A Christian student who was expelled from the University of Sheffield because of his Biblical comments about same-sex marriage on Facebook has won his case upon appeal.
In 2015, Felix Ngole was a second-year master’s student studying to be a social worker at the university. When a post about Kim Davis, a state official in Kentucky who was imprisoned for refusing to issue marriage licenses to same-sex couples, appeared on his Facebook news feed, Ngole decided to engage in the debate.
“The Bible and God identify homosexuality as sin,” Ngole wrote, citing several verses in Leviticus that support his traditional views of marriage.

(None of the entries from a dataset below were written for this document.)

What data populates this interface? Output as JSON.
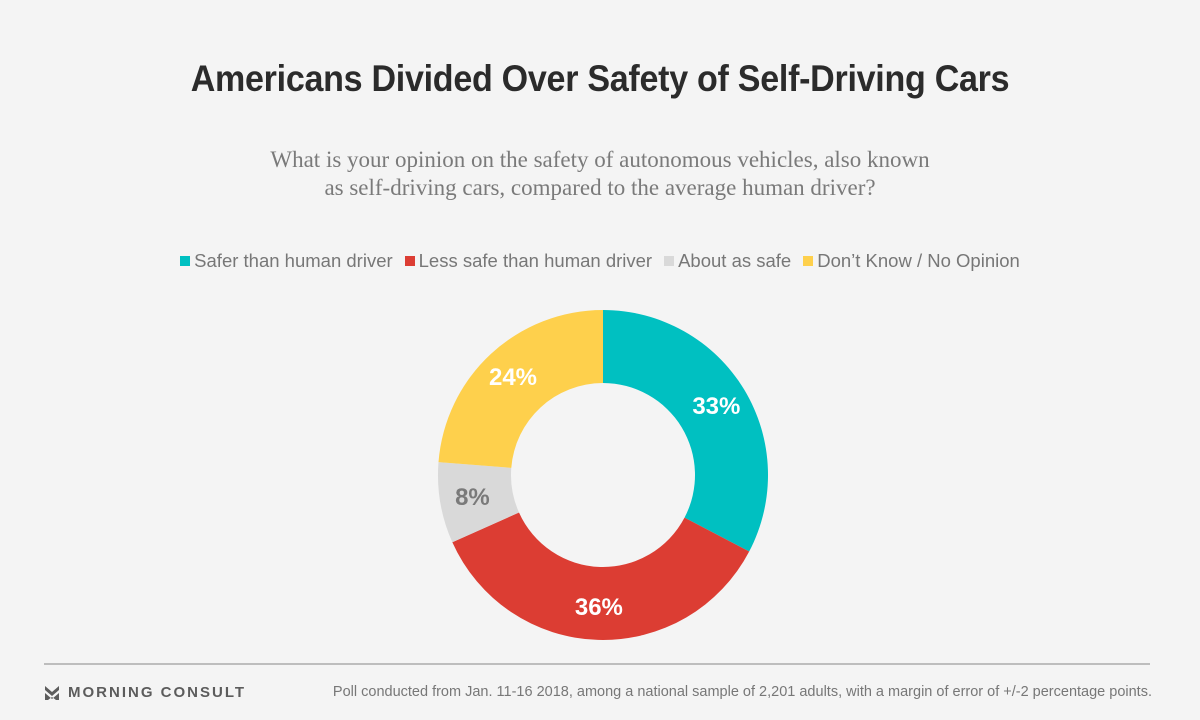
{
  "header": {
    "title": "Americans Divided Over Safety of Self-Driving Cars",
    "subtitle_line1": "What is your opinion on the safety of autonomous vehicles, also known",
    "subtitle_line2": "as self-driving cars, compared to the average human driver?"
  },
  "chart_data": {
    "type": "pie",
    "variant": "donut",
    "title": "Americans Divided Over Safety of Self-Driving Cars",
    "subtitle": "What is your opinion on the safety of autonomous vehicles, also known as self-driving cars, compared to the average human driver?",
    "legend_position": "top",
    "start_angle": "12 o'clock, clockwise",
    "categories": [
      "Safer than human driver",
      "Less safe than human driver",
      "About as safe",
      "Don’t Know / No Opinion"
    ],
    "values": [
      33,
      36,
      8,
      24
    ],
    "labels": [
      "33%",
      "36%",
      "8%",
      "24%"
    ],
    "colors": [
      "#00c0c1",
      "#dc3d33",
      "#d9d9d9",
      "#fed04c"
    ],
    "label_colors": [
      "#ffffff",
      "#ffffff",
      "#7a7a7a",
      "#ffffff"
    ],
    "unit": "%"
  },
  "legend": {
    "items": [
      {
        "label": "Safer than human driver",
        "color": "#00c0c1"
      },
      {
        "label": "Less safe than human driver",
        "color": "#dc3d33"
      },
      {
        "label": "About as safe",
        "color": "#d9d9d9"
      },
      {
        "label": "Don’t Know / No Opinion",
        "color": "#fed04c"
      }
    ]
  },
  "footer": {
    "brand": "MORNING CONSULT",
    "brand_icon": "morning-consult-logo-icon",
    "note": "Poll conducted from Jan. 11-16 2018, among a national sample of 2,201 adults, with a margin of error of +/-2 percentage points."
  }
}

Nearly two months later, an anonymous complaint was filed with university administrators. The university concluded that while Ngole was entitled to his views, he was not entitled to express them, and a committee was formed to determine his “Fitness to Practice.” The committee declared that Ngole’s Biblical views were discriminatory and would negatively affect his “ability to carry out a role as a social worker.” Ngole was informed that he would be “excluded from further study on a programme leading to a professional qualification,” and was no longer recognised as a student at the University of Sheffield.
Deputy High Court Judge Rowen Collins Rice ruled against Ngole following a trial in London in 2017. But last week, three judges in the Court of Appeal overturned the decision, ruling that the university’s disciplinary actions were “flawed and unfair.” While announcing its decision, the court rebuked the university for its treatment of Ngole and established that “the mere expression of religious views about sin does not necessarily connote discrimination.”

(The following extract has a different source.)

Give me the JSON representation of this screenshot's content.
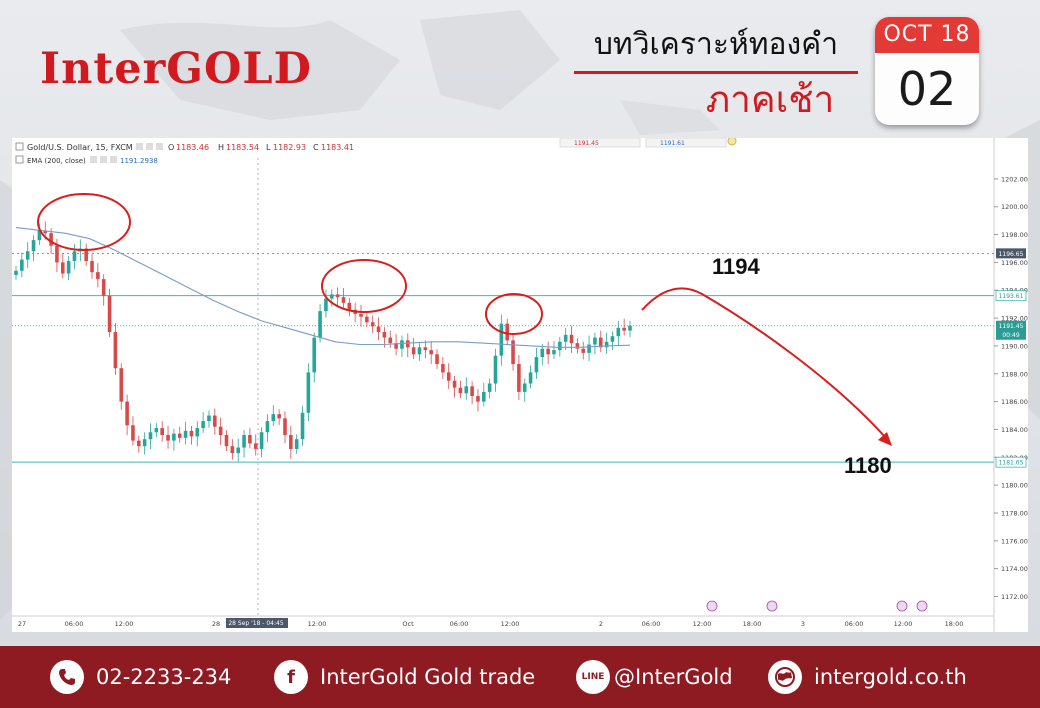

“This is an important ruling for religious freedom and we pray it has far reaching impact,” wrote Franklin Graham on Facebook. “The Word of God is Truth—life-saving, life-changing Truth—from cover to cover.”

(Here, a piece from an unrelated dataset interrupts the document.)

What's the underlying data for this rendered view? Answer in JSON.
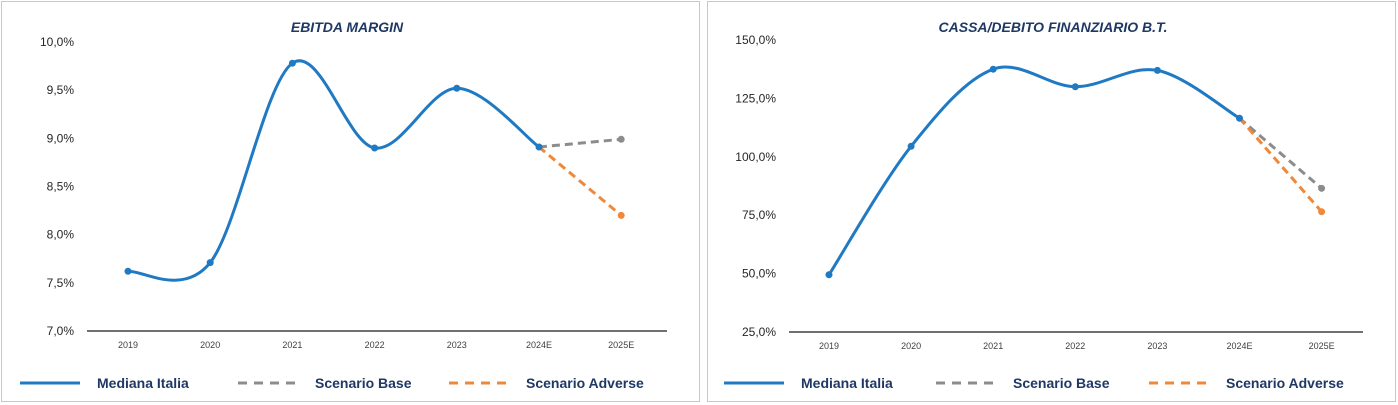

Andrea Williams, chief executive of Christian Concern and the Christian Legal Centre, celebrated the long-awaited victory: “I am delighted by this victory for free speech. The judges in the Court of Appeal have ruled in favour of Felix Ngole and against the university, saying that he should not have been expelled merely for expressing his Christian views. His expulsion was a serious violation of free speech that threatened Christians and others with a bar to employment for expressing what the Bible says about sexual ethics.”
“This is great news, not only for me and my family, but for everyone who cares about freedom of speech, especially those working in or studying for caring professions,” said Ngole in statement following the court’s judgement. “As Christians, we are called to care for and serve others, and publicly and privately, we must be free to express our beliefs … without fear of losing our livelihoods.”